Tuesday, April 22, 2014

Triduum: a reflection

 I know the hymn by heart. It’s one that we repeated during my youth as the ‘Communion Hymn’, but to a different tune than we find in the Episcopal Hymnal 1982. Now when I sing it at St. Paul’s, I show off by not referring to the hymnbook for any of its stanzas, ama
zing anyone standing beside me. Once someone asked me if I knew all of the hymns by heart, having watched and heard me sing every word of “When I Survey the Wondrous Cross” from memory and without a single mistake.

Showing off like that is a trap. I’m concentrating so much on getting the words right that I don’t pay much attention to what they mean.

That is, until two nights ago during Good Friday Service.

There is something so startling, so profoundly frightening and horrifying, so undeniably heart-wrenching when the ‘the wood of the cross’ is brought before us and then allowed to hit the bottom of its stand with a great and booming thud. It was as if I could feel the pain of that moment when ‘the young prince of Glory’ must have felt unutterable agony as the weight of his own body tore at the nails that restrained him.

It is a moment in the service that rips at every emotion, that breaks down every barrier that I like to think I have set up between me and real feelings, that dissolves before my eyes all that I imagine is so very precious in my pompous life, and at that moment, I ‘pour contempt on all my pride.’ I was reduced to tears, not only because I shared his agony, but because I saw my own.

It has taken me some time over the nearly thirty years of being an Episcopalian to come to terms with some of the church’s rituals, but when I went forward and touched the wood of the cross, kneeling in tears before what it represented, all notions of being aloof and decidedly outside that particular ritual vanished, and I didn’t care who saw my naked emotions displayed. They were honest ones, and they had two parts.

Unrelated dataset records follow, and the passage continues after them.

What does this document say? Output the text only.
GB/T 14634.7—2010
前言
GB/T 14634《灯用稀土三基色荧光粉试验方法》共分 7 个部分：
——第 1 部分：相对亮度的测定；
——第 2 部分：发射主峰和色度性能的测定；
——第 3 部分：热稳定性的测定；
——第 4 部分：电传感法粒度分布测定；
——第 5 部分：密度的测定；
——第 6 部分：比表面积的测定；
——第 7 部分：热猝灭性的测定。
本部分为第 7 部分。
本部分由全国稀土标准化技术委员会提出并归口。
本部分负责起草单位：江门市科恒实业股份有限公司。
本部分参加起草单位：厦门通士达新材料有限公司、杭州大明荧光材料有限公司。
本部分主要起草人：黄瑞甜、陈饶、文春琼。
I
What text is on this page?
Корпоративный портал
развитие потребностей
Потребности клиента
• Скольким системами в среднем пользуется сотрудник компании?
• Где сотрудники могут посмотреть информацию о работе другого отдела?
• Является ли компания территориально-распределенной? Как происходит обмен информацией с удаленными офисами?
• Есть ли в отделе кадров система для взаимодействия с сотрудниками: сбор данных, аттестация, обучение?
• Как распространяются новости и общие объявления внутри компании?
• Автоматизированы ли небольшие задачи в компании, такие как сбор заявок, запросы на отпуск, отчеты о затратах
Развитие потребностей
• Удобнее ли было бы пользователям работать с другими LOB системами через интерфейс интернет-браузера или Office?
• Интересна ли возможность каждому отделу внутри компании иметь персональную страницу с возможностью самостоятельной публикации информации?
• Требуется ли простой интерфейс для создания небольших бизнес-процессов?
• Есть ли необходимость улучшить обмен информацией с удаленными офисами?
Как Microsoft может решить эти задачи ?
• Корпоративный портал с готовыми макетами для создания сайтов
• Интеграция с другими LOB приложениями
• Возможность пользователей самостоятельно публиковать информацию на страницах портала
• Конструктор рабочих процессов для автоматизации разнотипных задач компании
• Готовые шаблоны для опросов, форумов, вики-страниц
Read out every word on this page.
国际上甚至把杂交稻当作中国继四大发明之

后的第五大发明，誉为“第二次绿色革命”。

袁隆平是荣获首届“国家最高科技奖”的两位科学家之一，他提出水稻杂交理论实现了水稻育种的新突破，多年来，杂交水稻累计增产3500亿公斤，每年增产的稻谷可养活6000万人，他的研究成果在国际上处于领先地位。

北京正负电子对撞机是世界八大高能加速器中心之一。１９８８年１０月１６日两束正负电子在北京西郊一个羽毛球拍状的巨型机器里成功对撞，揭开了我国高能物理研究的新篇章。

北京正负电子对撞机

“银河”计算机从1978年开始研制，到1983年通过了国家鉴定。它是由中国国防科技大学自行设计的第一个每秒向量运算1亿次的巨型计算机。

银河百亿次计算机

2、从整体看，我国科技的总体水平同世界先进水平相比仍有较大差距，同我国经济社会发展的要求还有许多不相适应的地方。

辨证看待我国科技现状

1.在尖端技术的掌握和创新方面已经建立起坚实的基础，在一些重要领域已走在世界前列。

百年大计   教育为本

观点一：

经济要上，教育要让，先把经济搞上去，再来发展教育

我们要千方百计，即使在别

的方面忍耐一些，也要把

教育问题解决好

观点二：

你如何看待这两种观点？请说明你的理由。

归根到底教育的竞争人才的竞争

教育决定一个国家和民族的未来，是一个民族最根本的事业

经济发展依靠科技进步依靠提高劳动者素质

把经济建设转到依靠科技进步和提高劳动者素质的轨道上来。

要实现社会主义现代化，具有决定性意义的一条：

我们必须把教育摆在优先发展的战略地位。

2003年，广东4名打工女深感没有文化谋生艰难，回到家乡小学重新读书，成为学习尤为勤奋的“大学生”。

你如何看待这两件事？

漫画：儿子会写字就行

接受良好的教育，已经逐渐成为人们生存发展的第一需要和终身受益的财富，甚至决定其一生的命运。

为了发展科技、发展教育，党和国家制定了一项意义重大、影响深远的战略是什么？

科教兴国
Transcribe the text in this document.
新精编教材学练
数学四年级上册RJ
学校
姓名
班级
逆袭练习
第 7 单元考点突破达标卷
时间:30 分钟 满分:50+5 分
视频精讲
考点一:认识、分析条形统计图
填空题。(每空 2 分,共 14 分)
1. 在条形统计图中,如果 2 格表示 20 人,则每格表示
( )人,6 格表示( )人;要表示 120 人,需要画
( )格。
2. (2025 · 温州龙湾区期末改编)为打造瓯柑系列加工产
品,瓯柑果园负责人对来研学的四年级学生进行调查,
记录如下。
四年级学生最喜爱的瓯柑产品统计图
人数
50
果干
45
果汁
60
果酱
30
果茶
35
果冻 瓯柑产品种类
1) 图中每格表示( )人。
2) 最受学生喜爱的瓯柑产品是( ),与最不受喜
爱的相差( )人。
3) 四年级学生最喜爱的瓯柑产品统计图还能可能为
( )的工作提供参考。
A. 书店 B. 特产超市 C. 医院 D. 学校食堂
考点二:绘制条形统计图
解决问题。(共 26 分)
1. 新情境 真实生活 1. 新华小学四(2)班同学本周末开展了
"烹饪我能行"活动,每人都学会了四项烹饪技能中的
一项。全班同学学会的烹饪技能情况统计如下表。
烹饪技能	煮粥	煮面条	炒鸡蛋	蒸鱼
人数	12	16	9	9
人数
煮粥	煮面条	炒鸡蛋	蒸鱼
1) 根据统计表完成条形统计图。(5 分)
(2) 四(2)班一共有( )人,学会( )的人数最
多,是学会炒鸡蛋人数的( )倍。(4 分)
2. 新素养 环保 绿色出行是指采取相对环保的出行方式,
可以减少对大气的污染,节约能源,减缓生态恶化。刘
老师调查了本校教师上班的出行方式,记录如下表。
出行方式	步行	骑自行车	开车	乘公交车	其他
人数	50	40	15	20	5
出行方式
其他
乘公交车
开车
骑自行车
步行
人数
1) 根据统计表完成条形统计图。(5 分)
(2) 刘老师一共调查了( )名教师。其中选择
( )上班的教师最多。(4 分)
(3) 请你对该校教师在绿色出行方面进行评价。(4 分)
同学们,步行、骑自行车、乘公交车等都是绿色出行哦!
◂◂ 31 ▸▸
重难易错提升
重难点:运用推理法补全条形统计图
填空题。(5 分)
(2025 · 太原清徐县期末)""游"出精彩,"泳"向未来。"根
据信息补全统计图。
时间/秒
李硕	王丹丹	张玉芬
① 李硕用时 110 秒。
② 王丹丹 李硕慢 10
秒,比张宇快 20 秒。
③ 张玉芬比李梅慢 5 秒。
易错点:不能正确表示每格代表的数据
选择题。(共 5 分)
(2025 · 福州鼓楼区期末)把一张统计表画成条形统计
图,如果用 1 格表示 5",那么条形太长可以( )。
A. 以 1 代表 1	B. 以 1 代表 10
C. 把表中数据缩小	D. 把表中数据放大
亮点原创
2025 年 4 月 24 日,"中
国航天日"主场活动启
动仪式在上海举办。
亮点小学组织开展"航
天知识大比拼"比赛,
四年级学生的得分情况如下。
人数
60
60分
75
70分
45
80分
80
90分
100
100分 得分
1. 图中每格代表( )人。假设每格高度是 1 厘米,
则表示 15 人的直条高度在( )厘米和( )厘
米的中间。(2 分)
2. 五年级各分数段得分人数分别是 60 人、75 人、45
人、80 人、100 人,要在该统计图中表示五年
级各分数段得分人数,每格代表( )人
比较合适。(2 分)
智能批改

“See from his head, his hands, his feet, sorrow and love flow mingled down!” That line from the hymn only begins to describe the violence and cruelty, not to speak of the unutterable pain from a beating that likely tore off a great deal of his skin (see Mel Gibson’s The Passion of The Christ for a graphic portrayal of how Roman punishments took place), and then to be nailed to the cross, naked (yes, naked. That loin cloth that shows up in art to cover Jesus’ private parts wouldn’t have been allowed according to Roman sources that describe the procedure), all concentrated my vision of what he gave up, the sacrifice he willingly made. It is the horror that is recreated in the darkened church on Good Friday when ‘the wood of the cross’ makes that horrifying thud that brings the finality of death to reality.

But it is a good death, mine I mean. I feel the passing away of attitudes and notions that I have built into the walls and cornerstones of my life, and I watch them crumble. Verse 3 of the hymn comes back to me: “Did ere such love and sorrow meet, or thorns compose so rich a crown?” Now I am glad that my memory serves me, and instead of showing off to a pew-mate, the words sink into my mind, and I cannot stop the tears. Unabashedly weeping.

Something more than two years ago, I sat in church still recovering from the pain of having been struck by a car, the pain kept barely under control. I was lucky not to have been killed, and death, according to several doctors, had been closer than I thought. Still I survived, a kind of resurrection. Just as there are many kinds of death, even as we live on, there are many kinds of resurrections. I have already commented about the love given to me during that time by my church family and others not in the church, and that too is a kind of resurrection, one of my being reminded of how love works.

If St. Paul did not believe in the bodily resurrection of Jesus, and many scholars agree that he did not, he did affirm that the resurrection occurred in a way that transforms us, and that truth marches into our consciousness first as the wood of the cross and its awful finality thuds into place, and then on Easter by the light emitted from the empty tomb.

All we have to do is allow ourselves to die to our pride, or sense of self, our puffed up ways of thinking about other people, our barriers that prevent us from seeing the possibility of love. I let myself die two nights ago in the presence of the wood of the cross, and I acknowledge a resurrection that was celebrated on Easter, but only one of many resurrections that happen every day, allowing me to bask in a love ‘so amazing so divine, (that it) demands my soul, my life, my all.”

Robert Heylmun
 Easter Day 2014

1 comment:

Anonymous said...

Wow... Colin made me rejoice and cry, Penny made me reflect and think, and Robert--you made me look deep inside and cry again. Thank you.